Mike and Sarah share Sunday posts, as they are two widows who are in a new relationship together.
Today’s post is from Sarah:
This year, I’m feeling very much as if I’m in between seasons in my own life. I just turned 38, and as more doctors appointments and new aches and pains show up, I’m beginning to understand that I am between my young life and my middle-age. It’s a surreal feeling, especially because I still at times feel very much like that bright-eyed, ever hopeful 26 year old me. The one who didn’t know widowhood yet. I also feel somehow astonished I’m still alive and pretty much completely healthy to date (being in widowed circles does tend you remind you just how many people die each day – as does a pandemic).
As I lean ever closer to my 40’s now, and almost 10 years into widowhood, I am finding a reconnection with the little kid in me. I am rediscovering simple things that bring me joy. I’m getting lost in making art again in a way that I haven’t been able to in years. I’m giving myself more permission to do what brings me joy. I’m finding myself so deeply in love with nature, and appreciative of its presence in such a deeper way. I’m feeling the love in my relationships and friendships much more deeply. Through all this, I’m feeling less preoccupied with the future, despite my knowing that pain could happen at any time.
Maybe in part it’s due to the pandemic, and to all the many ways that we are all having to simplify our lives. Maybe it’s that I’ve spent most of the year in counseling, airing out some things that have needed airing out. Maybe it’s a phase of this age I am at. Whatever the case, I feel grateful for this internal de-cluttering and balance. To me, it feels like this dance between that little kid and the 38 year old woman I seem to be… a dance between passions and practicality that feels balanced in a way it hasn’t in years. It feels grounded, and light all at the same time. Beautiful.
Within this beautiful balanced feeling there is a certain amount of dread though.
A metaphor that my counselor used once was the idea of going into the jungle and getting attacked by a tiger. And the next time you find yourself in a similar jungle, you are consumed by the fear of the tiger to the point of running away… when there was no tiger around for miles. In fact, you might even be in a jungle where tigers don’t even live, but you’re still standing there scared of a tiger. This is what trauma can do to us.

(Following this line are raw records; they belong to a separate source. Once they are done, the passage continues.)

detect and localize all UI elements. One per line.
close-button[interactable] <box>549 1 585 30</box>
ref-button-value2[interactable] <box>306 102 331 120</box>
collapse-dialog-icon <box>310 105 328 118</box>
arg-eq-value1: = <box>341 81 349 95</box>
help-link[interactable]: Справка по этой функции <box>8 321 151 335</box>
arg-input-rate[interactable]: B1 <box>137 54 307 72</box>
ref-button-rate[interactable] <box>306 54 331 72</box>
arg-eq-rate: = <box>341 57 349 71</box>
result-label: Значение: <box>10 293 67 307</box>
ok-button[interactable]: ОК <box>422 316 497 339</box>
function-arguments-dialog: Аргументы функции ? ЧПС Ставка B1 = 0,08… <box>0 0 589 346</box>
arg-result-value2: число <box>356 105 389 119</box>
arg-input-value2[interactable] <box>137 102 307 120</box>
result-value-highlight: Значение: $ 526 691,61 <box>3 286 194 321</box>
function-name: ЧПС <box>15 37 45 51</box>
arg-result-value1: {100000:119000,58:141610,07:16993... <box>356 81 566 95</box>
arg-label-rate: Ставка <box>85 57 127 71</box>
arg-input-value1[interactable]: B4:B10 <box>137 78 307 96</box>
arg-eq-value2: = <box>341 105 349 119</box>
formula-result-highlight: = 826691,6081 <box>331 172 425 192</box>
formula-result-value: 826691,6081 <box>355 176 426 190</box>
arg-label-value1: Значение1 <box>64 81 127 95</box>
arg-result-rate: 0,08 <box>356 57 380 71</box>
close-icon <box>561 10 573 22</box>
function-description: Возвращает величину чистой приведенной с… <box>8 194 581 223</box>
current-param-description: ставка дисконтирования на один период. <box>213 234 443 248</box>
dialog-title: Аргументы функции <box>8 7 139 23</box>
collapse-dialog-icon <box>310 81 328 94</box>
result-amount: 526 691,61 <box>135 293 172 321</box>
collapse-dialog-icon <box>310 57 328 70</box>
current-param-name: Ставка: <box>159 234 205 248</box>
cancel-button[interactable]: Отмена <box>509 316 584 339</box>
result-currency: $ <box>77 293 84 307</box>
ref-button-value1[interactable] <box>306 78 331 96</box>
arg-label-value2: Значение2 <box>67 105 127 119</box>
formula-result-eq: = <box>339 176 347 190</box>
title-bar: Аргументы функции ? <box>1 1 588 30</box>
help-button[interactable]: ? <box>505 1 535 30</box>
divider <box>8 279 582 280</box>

It is these imaginary tigers that I am working on a lot this year. In part, because I remember this beautifully balanced feeling from the past. I had it very distinctly the week before Drew died. I found myself in this place of feeling content and balanced between all different parts of myself and my life… it felt like some kind of beautiful internal shift that I couldn’t really put words to. An overflowing gratitude for life. And then, within one week of that shift, a tiger showed up in my world. Drew’s helicopter crashed and he was gone, without warning, and that balance was ripped away from me. That, was a very real tiger.
It makes sense now that anytime I find myself in the same surroundings that feel the same way, I’m looking around for that tiger to show up again. It’s normal, but it can also take away a lot from us if we get lost in that fears. So this year, I’ve spent a lot of time trying to recognize those imaginary tigers, and remind myself that they are not yet real. That doesn’t mean they couldn’t become real, or actually appear in my life. All it means is that, right now, they aren’t real. I think it is helping me to quiet the dread during the good times.
It’s also bit like believing in a curse… that anytime I find balance – the universe is going to throw something at me or take something from me to pull me out of balance. That idea of “when will the other shoe drop?” is a very real fear that has run rampant in my life. To the point that I feel a need to call out any bad things that could happen potentially to ward them off… a bit like the “knock on wood” superstition that is so common, but to a slightly higher extreme. Most of the time, its a silly gesture that just helps to quiet my mind and put fears aside, so it is good for that. But sometimes, the fears are bigger…
Sometimes, I find myself in the jungle looking for tigers everywhere. Even when I write to you all here, I am simultaneously aware that literally my entire life could change tomorrow and whatever I wrote today could be this heartbreaking final statement of “my old life”. I will write about, for example, Mike and I getting married soon, and then immediately my brain will think “What if he dies tomorrow and later on I’m just sitting here reading all these terribly sad words from ‘before’?” When that happens, when it’s bigger than just silly superstitions… What do I do next? I stop myself right there, I try and recognize that an imaginary tiger has showed up in my mind, and I use that visual to calm myself down. I call out my imaginary tigers, and I remember that I am in control of my own thoughts and I don’t have to believe in them if they aren’t real. It has really been helping.
These are just a few tools that I am using, and learning to use, to acknowledge my own fears of trauma happening again. It is helping me to quiet my mind better and live more in the present… since after all, today is all I really know I have.